City Journal | Who Misbehaves

City Journal reviews the data on Obama-era suspension policies and notes our report:

The New York Times gloats that the report undercuts conservative claims that the Obama administration policy has resulted in a decline in school safety. But the GAO did not look at school safety rates at all. Numerous reports have documented just such an effect, however. The Manhattan Institute’s Max Eden found that students in New York City schools reported much higher levels of violence and disrespect after Mayor Bill de Blasio limited school suspensions. A student was stabbed and killed in history class in a New York school where teachers reported a dramatic drop in discipline. Two researchers with the Wisconsin Institute for Law and Liberty recently reported on increased school violence across the country.
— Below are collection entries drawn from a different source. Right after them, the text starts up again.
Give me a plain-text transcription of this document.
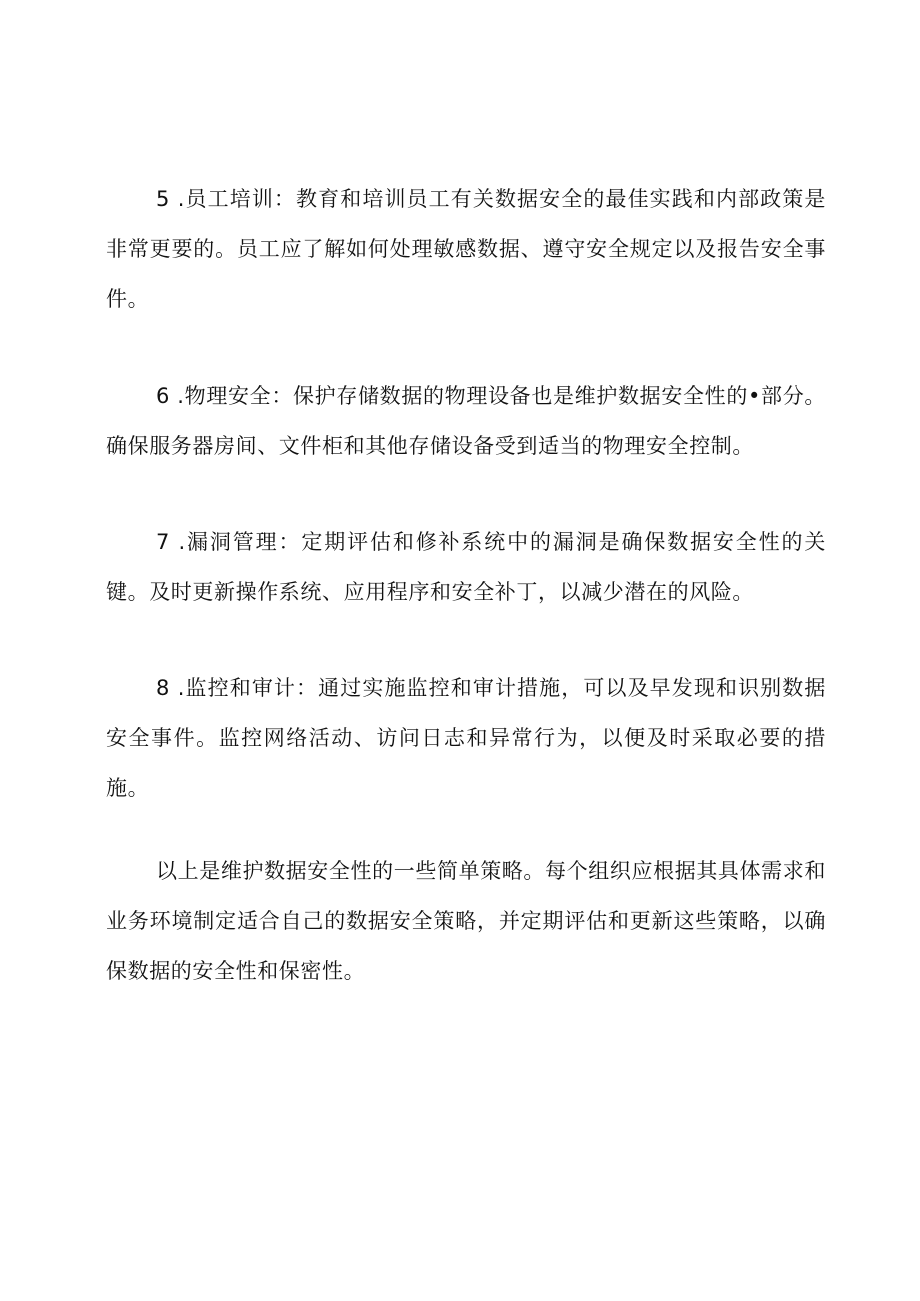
5 .员工培训：教育和培训员工有关数据安全的最佳实践和内部政策是非常更要的。员工应了解如何处理敏感数据、遵守安全规定以及报告安全事件。

6 .物理安全：保护存储数据的物理设备也是维护数据安全性的•部分。确保服务器房间、文件柜和其他存储设备受到适当的物理安全控制。

7 .漏洞管理：定期评估和修补系统中的漏洞是确保数据安全性的关键。及时更新操作系统、应用程序和安全补丁，以减少潜在的风险。

8 .监控和审计：通过实施监控和审计措施，可以及早发现和识别数据安全事件。监控网络活动、访问日志和异常行为，以便及时采取必要的措施。

以上是维护数据安全性的一些简单策略。每个组织应根据其具体需求和业务环境制定适合自己的数据安全策略，并定期评估和更新这些策略，以确保数据的安全性和保密性。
The district attorney in St. Paul called the rise in attacks on teachers a “public health crisis.” The district attorney in Syracuse forced schools to return to traditional disciplinary policies after a teacher was stabbed. Charlotte is experiencing an increase in guns, drugs, and assaults on teachers; school assaults in Durham increased more than 50 percent last year. And the education of students, especially black students, is suffering as well. Wisconsin schools that adopted the non-punitive disciplinary measures advocated by the Obama administration (and now, the GAO) had lower reading and math achievement than schools that stuck with traditional discipline.